The IMF had been an intellectual leader during the global economic crisis, with its early call for coordinated policy stimulus, Lagarde stated. “It has been a flexible financial partner, reforming its lending instruments and making available a record amount of support, totaling about $330 billion. And it is helping build a stronger global economy, through its policy advice and technical assistance efforts.”Once again, it's odd how she champions credible IMF reform when she herself was chosen on the basis of le ancien regime of European countries determining among themselves who should head the IMF. Moreover, I would certainly love to hear her version of why troubled Eurozone countries which availed of IMF funding were able to do so despite not primarily suffering from balance of payments problems which the institution was established to address [1, 2, 3].
But the IMF had to adapt to the changing needs of its members, Lagarde stated.
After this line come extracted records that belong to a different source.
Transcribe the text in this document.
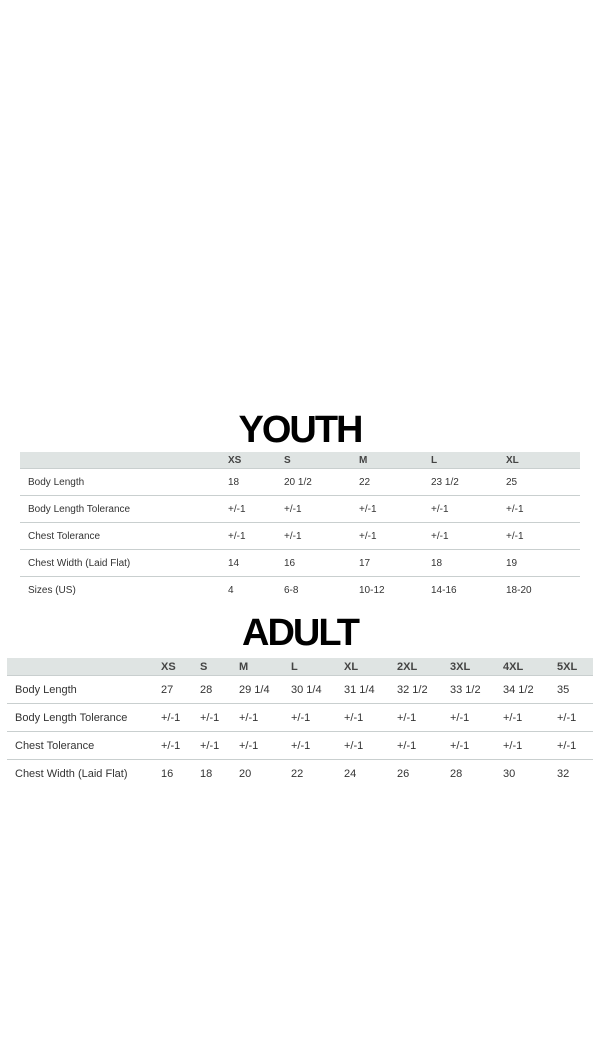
YOUTH
	XS	S	M	L	XL
Body Length	18	20 1/2	22	23 1/2	25
Body Length Tolerance	+/-1	+/-1	+/-1	+/-1	+/-1
Chest Tolerance	+/-1	+/-1	+/-1	+/-1	+/-1
Chest Width (Laid Flat)	14	16	17	18	19
Sizes (US)	4	6-8	10-12	14-16	18-20
ADULT
	XS	S	M	L	XL	2XL	3XL	4XL	5XL
Body Length	27	28	29 1/4	30 1/4	31 1/4	32 1/2	33 1/2	34 1/2	35
Body Length Tolerance	+/-1	+/-1	+/-1	+/-1	+/-1	+/-1	+/-1	+/-1	+/-1
Chest Tolerance	+/-1	+/-1	+/-1	+/-1	+/-1	+/-1	+/-1	+/-1	+/-1
Chest Width (Laid Flat)	16	18	20	22	24	26	28	30	32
She set out four organizing principles for an IMF that is even more effective, noting that they each begin with the letter C.
• The IMF must be client focused, preserving the stability of arguably its most important client, the international monetary system. But member countries are also the IMF’s clients. “And so by focusing on the policies needed to stabilize the system as a whole, the IMF can help its members find the policies best suited to deliver strong and stable growth over the long run,” Lagarde said.
• The IMF must understand better the connections both between and within countries. IMF staff are just completing a study of how policies in the world’s five most systemically important economies—China, the euro area, Japan, the United Kingdom, and the United States, affect stability in others. Within countries, the IMF must better understand connections such as macrofinancial linkages.
• The IMF must be comprehensive. “When evaluating the strength of an economy, we need to look beyond the standard economic and financial criteria to make sure that we don’t miss other factors—such as social concerns, or political economy issues—that may threaten macroeconomic stability,” Lagarde said.
• The IMF must be credible in how it works and how it is governed. “All countries should get fair treatment from the IMF—fair in listening to their views, fair in evaluating their policies, and fair in reporting them to the world,” Lagarde said. Credibility of the IMF’s governance is also essential for the institution to be effective. “For too long, the IMF’s voting structure reflected the economic realities of bygone days. But this is changing.” Last year, Lagarde noted, IMF members agreed to boost the voting power of the world’s fastest-growing economies.
In a way, the IMF is no more credible than it was before in terms of representativeness--Lagarde's leadership is certainly not a harbinger of change. It is also arguably less credible than it was before by encouraging "mission creep"--helping bail out rich countries whose woes do not deal with things the IMF was tasked to address. Indeed, this may not be your father's IMF but something rather less desirable.